Higher amines are less volatile and have a lower odor. Aromatic amines are high-boiling liquids or low-melting solids. Although they are less odorous than fatty amines, they are more toxic. They can cause poisoning whether they inhale their vapor or contact the skin. Some aromatic amines, such as β-naphthylamine, and benzidine also have carcinogenic effects.
Because the nitrogen atom in the amine molecule can form a hydrogen bond with water, the solubility of lower fatty amines in water is relatively large.
Primary and secondary amines can form intermolecular hydrogen bonds, but because the electronegativity of the nitrogen atom is less than that of the oxygen atom, the hydrogen bonding ability of the amine is relatively weak, and its boiling point is lower than that of alcohols with similar molecular weight.
Amine is similar to ammonia in that the nitrogen atom in the molecule contains an unshared electron pair, which can be combined with H +to be alkaline.
The basicity of the amine is expressed by the basic ionization constant Kb or other negative logarithmic values pKb. The larger the Kb value or the smaller the pKb value, the stronger the basicity of the amine.
Synthesis of Amines
Ammonolysis of halides
There is a lone pair of electrons on the ammonia or amine nitrogen, which acts as a nucleophile and undergoes a nucleophilic reaction with a haloalkane. Many organic halides are treated with ammonia or ammonia solution to turn into amines:
X is halogen
NH2 + the RX3 → RNH23 + X- — RNH23 + X- -→ RNH22 + H2O + X- -
Made with alcohol
The main synthetic method of amines is the alkylation of ammonia. Industrial use of alcohols and ammonia to synthesize organic amines:
ROH + NH3 → RNH2 + H2O
These reactions require the use of catalysts, special equipment, and additional purification, because the mixture of primary, secondary, and tertiary amines is obtained, and the selectivity of the reaction needs to be improved.
Preparation of Amine
Amines are widely distributed in nature, most of which is produced by decarboxylation of amino acids.
Most of the industrial methods for preparing amines are obtained by the reaction of ammonia with alcohol or haloalkanes.

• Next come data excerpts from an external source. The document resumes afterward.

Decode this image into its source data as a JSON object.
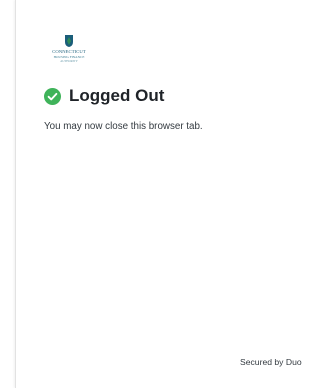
{
  "brand": {
    "logo_lines": [
      "CONNECTICUT",
      "HOUSING FINANCE",
      "AUTHORITY",
      ""
    ],
    "colors": {
      "logo_primary": "#1b5e7a",
      "logo_accent": "#2e8b57"
    }
  },
  "status": {
    "icon": "check-circle-icon",
    "icon_color": "#3fb35a",
    "title": "Logged Out",
    "message": "You may now close this browser tab."
  },
  "footer": {
    "text": "Secured by Duo"
  }
}
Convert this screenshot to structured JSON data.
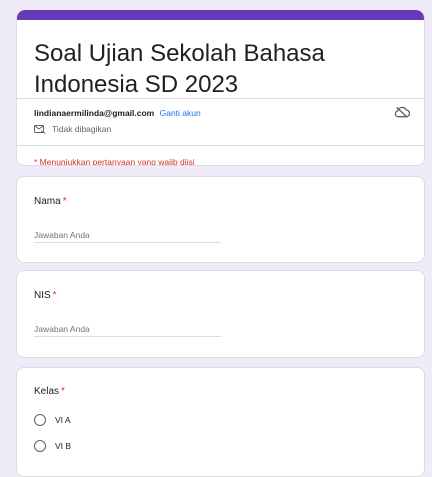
{
  "form": {
    "title": "Soal Ujian Sekolah Bahasa Indonesia SD 2023",
    "account_email": "lindianaermilinda@gmail.com",
    "switch_account": "Ganti akun",
    "not_shared": "Tidak dibagikan",
    "required_note": "* Menunjukkan pertanyaan yang wajib diisi"
  },
  "questions": [
    {
      "label": "Nama",
      "required": "*",
      "placeholder": "Jawaban Anda"
    },
    {
      "label": "NIS",
      "required": "*",
      "placeholder": "Jawaban Anda"
    },
    {
      "label": "Kelas",
      "required": "*",
      "options": [
        "VI A",
        "VI B"
      ]
    }
  ],
  "colors": {
    "accent": "#673ab7",
    "background": "#f0ebf8",
    "required": "#d93025",
    "link": "#1a73e8"
  }
}
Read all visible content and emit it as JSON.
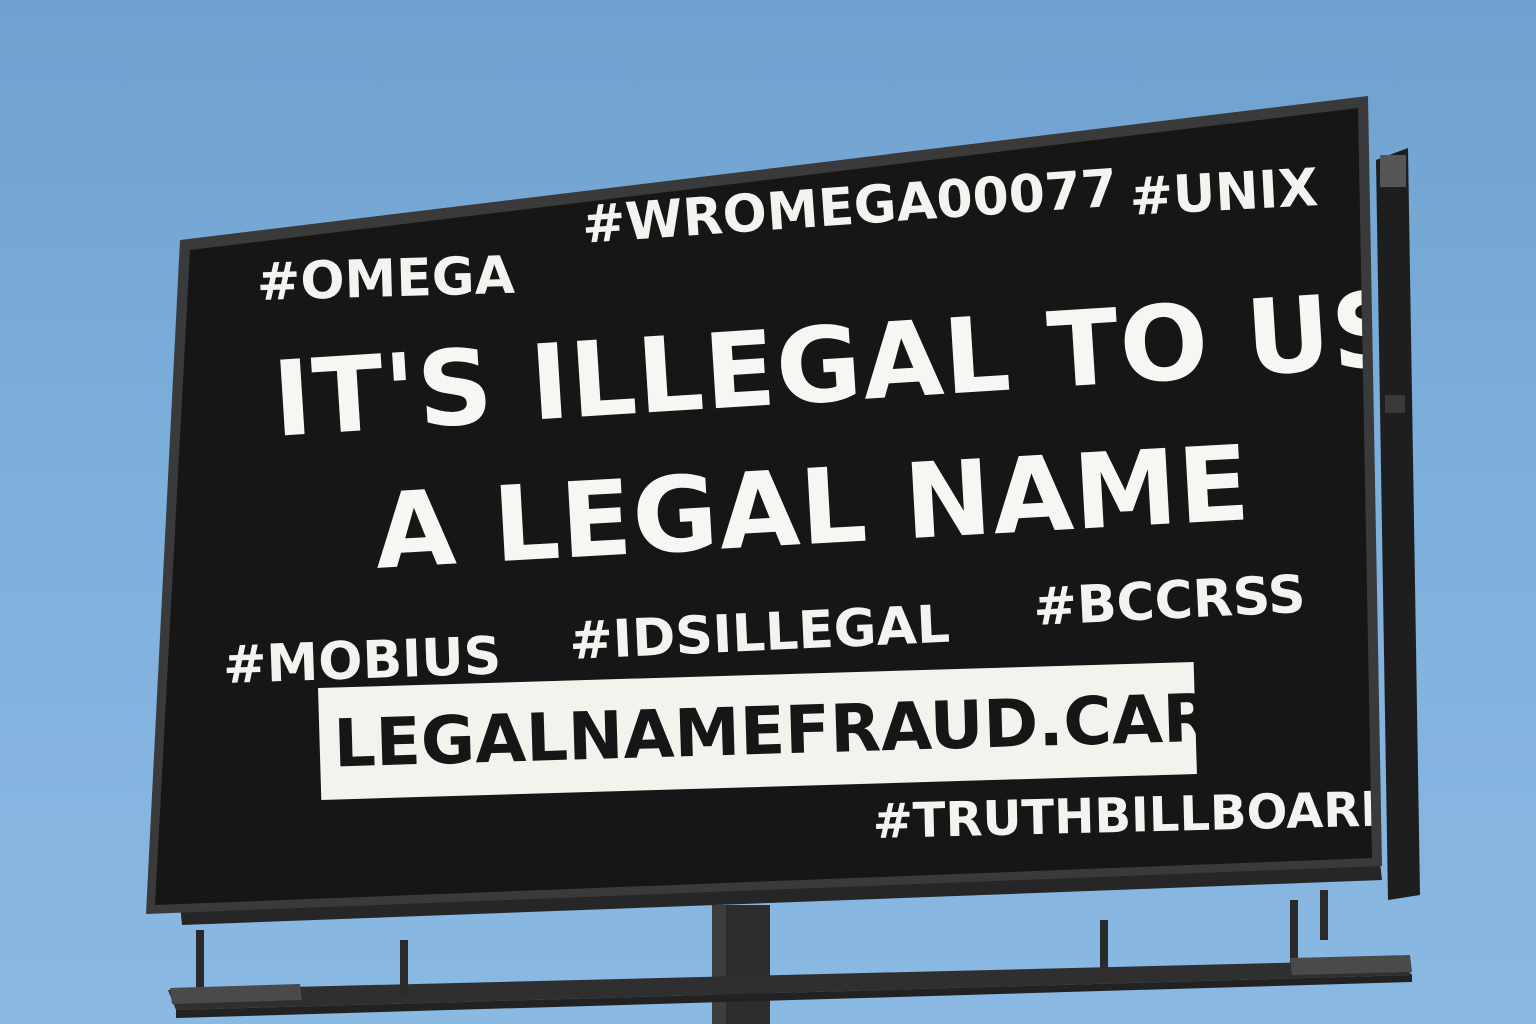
{
  "billboard": {
    "hashtags_top": [
      "#OMEGA",
      "#WROMEGA00077",
      "#UNIX"
    ],
    "headline_line1": "IT'S ILLEGAL TO USE",
    "headline_line2": "A LEGAL NAME",
    "hashtags_bottom": [
      "#MOBIUS",
      "#IDSILLEGAL",
      "#BCCRSS"
    ],
    "url": "LEGALNAMEFRAUD.CARRD.CO",
    "footer_tag": "#TRUTHBILLBOARDS"
  },
  "colors": {
    "sky": "#74a6d4",
    "board_face": "#161616",
    "frame": "#3b3b3b",
    "text": "#f3f3ef",
    "url_box": "#f3f3ee",
    "steel": "#2b2b2b"
  }
}
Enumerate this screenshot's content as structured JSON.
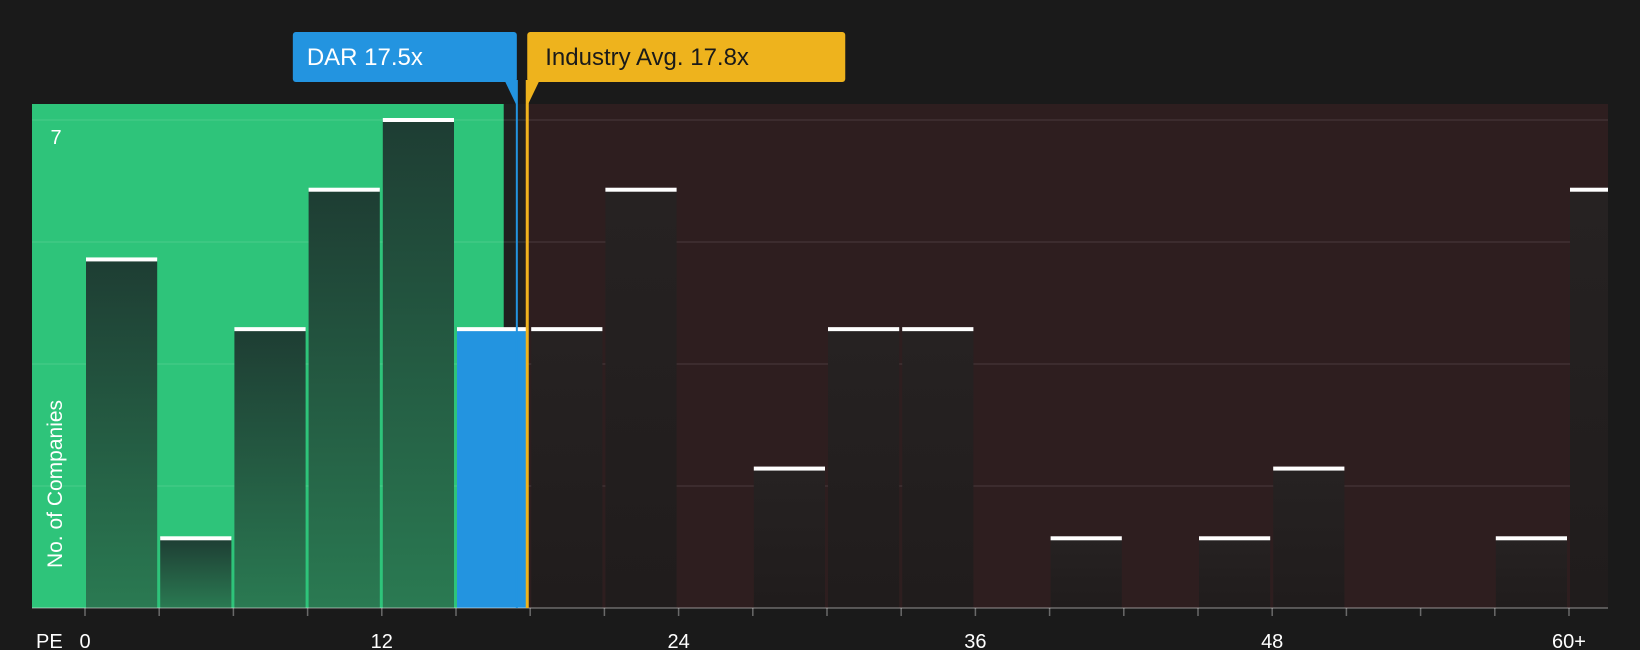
{
  "chart_data": {
    "type": "bar",
    "xlabel": "PE",
    "ylabel": "No. of Companies",
    "y_tick_label": "7",
    "ylim": [
      0,
      7
    ],
    "xlim": [
      0,
      61.5
    ],
    "bin_width": 3,
    "x_ticks": [
      {
        "value": 0,
        "label": "0"
      },
      {
        "value": 12,
        "label": "12"
      },
      {
        "value": 24,
        "label": "24"
      },
      {
        "value": 36,
        "label": "36"
      },
      {
        "value": 48,
        "label": "48"
      },
      {
        "value": 60,
        "label": "60+"
      }
    ],
    "bins": [
      {
        "start": 0,
        "count": 5
      },
      {
        "start": 3,
        "count": 1
      },
      {
        "start": 6,
        "count": 4
      },
      {
        "start": 9,
        "count": 6
      },
      {
        "start": 12,
        "count": 7
      },
      {
        "start": 15,
        "count": 4
      },
      {
        "start": 18,
        "count": 4
      },
      {
        "start": 21,
        "count": 6
      },
      {
        "start": 27,
        "count": 2
      },
      {
        "start": 30,
        "count": 4
      },
      {
        "start": 33,
        "count": 4
      },
      {
        "start": 39,
        "count": 1
      },
      {
        "start": 45,
        "count": 1
      },
      {
        "start": 48,
        "count": 2
      },
      {
        "start": 57,
        "count": 1
      },
      {
        "start": 60,
        "count": 6
      }
    ],
    "company": {
      "label": "DAR 17.5x",
      "value": 17.5
    },
    "industry": {
      "label": "Industry Avg. 17.8x",
      "value": 17.8
    },
    "colors": {
      "undervalued_zone": "#2ec47a",
      "overvalued_zone": "#2e1e1f",
      "bar_in_undervalued": "#22473a",
      "bar_in_overvalued": "#232020",
      "company_bar": "#2394e0",
      "company_label": "#2394e0",
      "industry_label": "#eeb31d",
      "bar_cap": "#ffffff"
    }
  }
}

The product is a mixture of amines at various levels, and the pure product is obtained after fractional distillation.
The corresponding amines can also be obtained by catalytic reduction of aldehydes and ketones in the presence of ammonia. In industry, amine compounds are often prepared by catalytic reduction of nitro compounds, nitriles, amides or nitrogen-containing heterocyclic compounds.
Application of Amines
Amine has a wide range of uses. The earliest development of the dye industry was based on aniline. Some amines are necessary for life support
Yes, but some are very harmful to life. Many amine compounds have carcinogenic effects, especially aromatic amines, such as naphthylamine and benzidine.
Structure of Amine
The structure of the nitrogen atom in the amine, much like the nitrogen atom in the ammonia molecule, is connected to hydrogen or a hydrocarbon group by three sp hybrid orbitals, forming a pyramid, leaving an sp3 hybrid orbital occupied by a lone electron pair. If an amine has three different groups, there should be a pair of enantiomers (see Enantiomers):
However, due to the low activation energy required for the lone electron pair in the inverted amine molecule, its enantiomers could not be separated.
The experiment proves that the amine and ammonia molecules have a pyramidal structure, the nitrogen atom is sp3 hybrid, and the bond angle is about 109 degrees.